The net initial yield[2] of the portfolio at 30 June 2010 decreased to 7.7% from 8.4% at 31 December 2009, taking into account the slight decline in value and lower annualised in-place rental income.

Portfolio performance

ProLogis (NYSE: PLD), PEPR's external manager, has maintained strong leasing momentum during the second quarter, with 31 lease transactions covering 249,500 square metres being completed. Five leases, covering 41,900 square metres, were new leases in Czech Republic, France, Germany and Poland. A further eight leases were expansions, adding 9,800 square metres to existing customers' supply chains. The remaining 18 transactions were lease renewals with customers such as Carrefour, FM Logistics, Geodis, Iron Mountain and John Lewis.

These transactions resulted in a weighted average rental decline of 7.7% over the expiring rental level, in line with management expectations given market rental decreases of between 5-20% across Europe. The level of over-renting inherent in the portfolio has reduced to 3.4% at 30 June 2010.

Of the 36 lease breaks and expiries during the first six months, covering 356,900 square metres, 12 were exercised representing 146,000 square metres. This resulted in a customer retention rate of 65% by rental value for the half-year, at the top end of PEPR's historical average customer retention rate. It is likely that PEPR's customer retention rate and portfolio occupancy will deteriorate in the third quarter before staging a recovery in the final quarter and into 2011 given the continued weakness in the occupational markets.

The second quarter of the year saw two instances of customer defaults on leases totalling 7,100 square metres, or less than 0.1% of annualised rental income. PEPR remains focused on monitoring customer performance to minimise future risk. Total accounts receivable from customers for half-year 2010 decreased to €46.4 million, from €48.9 million at 31 March 2010 and from €46.9 million at 31 December 2010. At the end of June 2010, PEPR held a €2.7 million provision for bad and doubtful debts (HY 2009: €1.4 million).

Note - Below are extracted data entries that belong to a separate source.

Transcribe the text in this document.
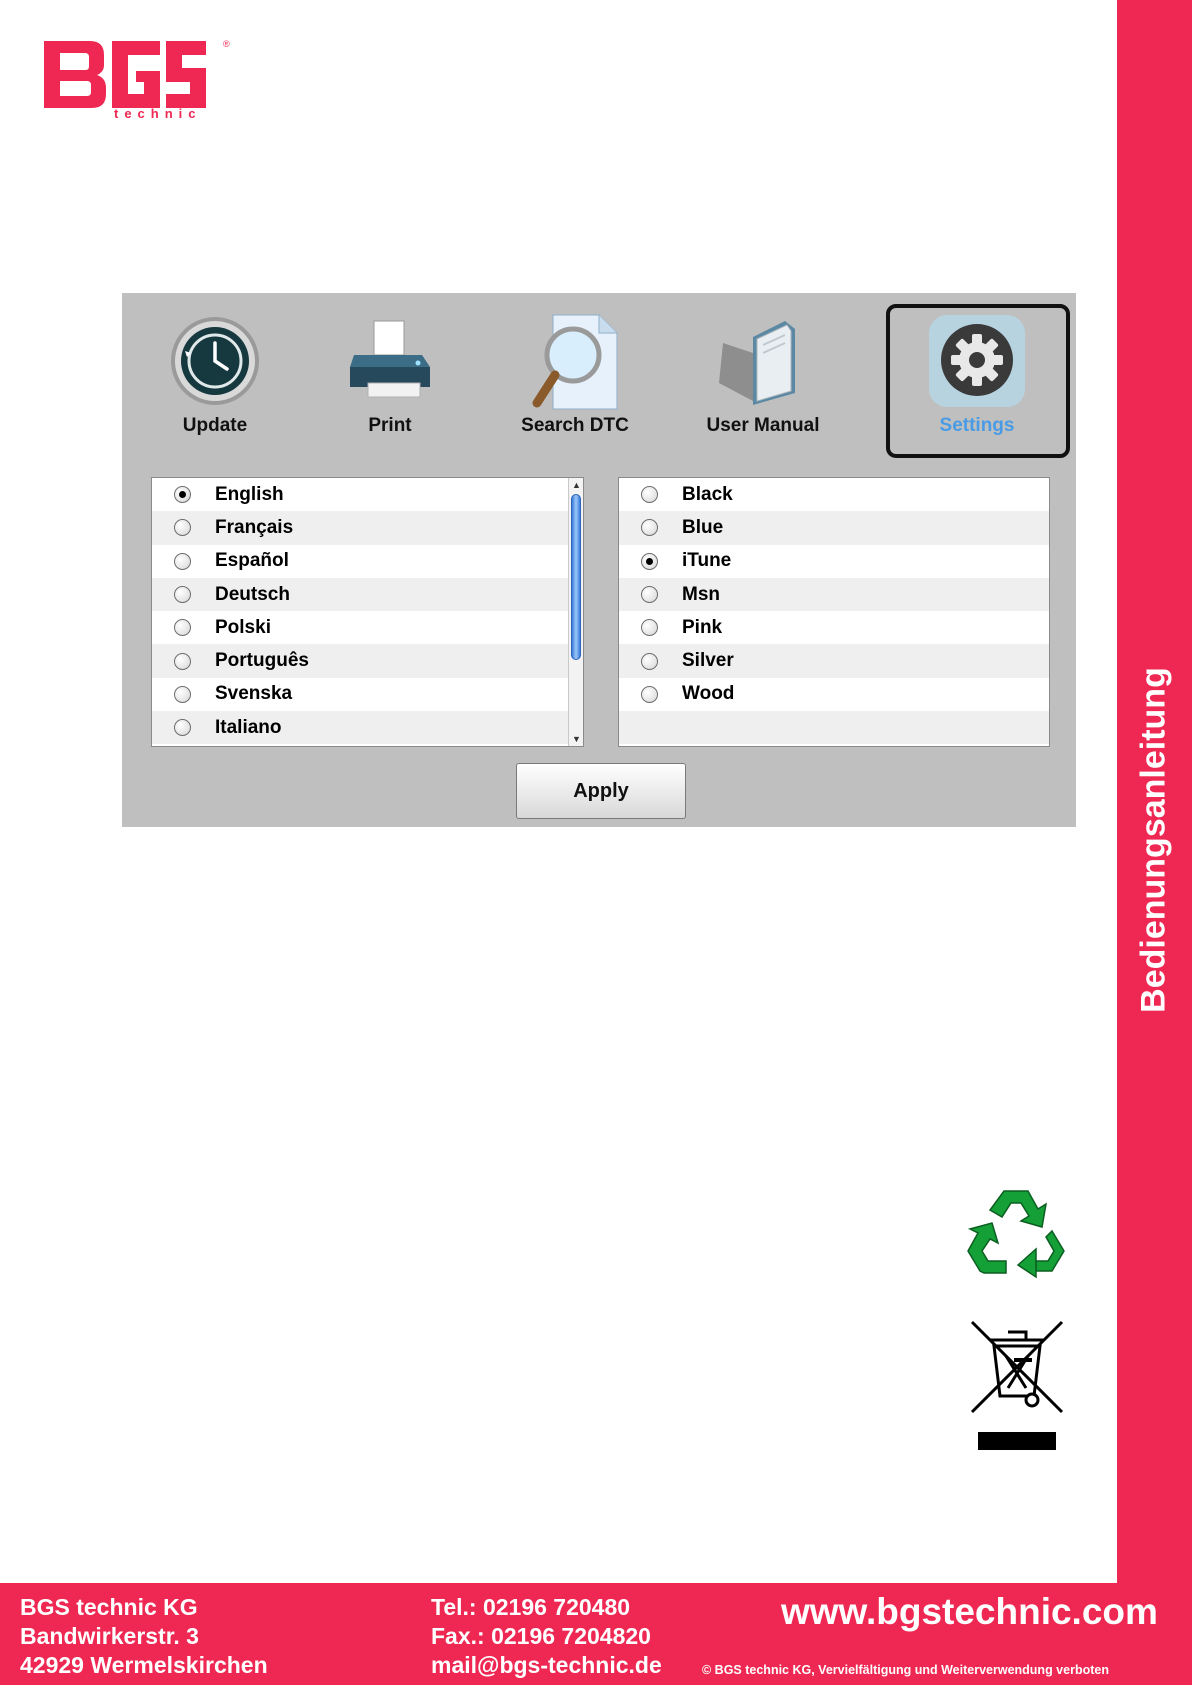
Bedienungsanleitung
®
technic
Update	Print	Search DTC	User Manual	Settings
English
Français
Español
Deutsch
Polski
Português
Svenska
Italiano
▲
▼
Black
Blue
iTune
Msn
Pink
Silver
Wood
Apply
BGS technic KG
Bandwirkerstr. 3
42929 Wermelskirchen
Tel.: 02196 720480
Fax.: 02196 7204820
mail@bgs-technic.de
www.bgstechnic.com
© BGS technic KG, Vervielfältigung und Weiterverwendung verboten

At 30 June 2010, the portfolio comprised 232 distribution facilities, covering 4.9 million square metres across 11 European countries with a net market value of €2.8 billion. The portfolio risk profile remains attractive, with high occupancy of 93.7%, a diversified customer base, and on average 3.4 years to next lease break or 5.4 years to lease expiry. An overview of the portfolio is provided on page 23 of the full statement attached.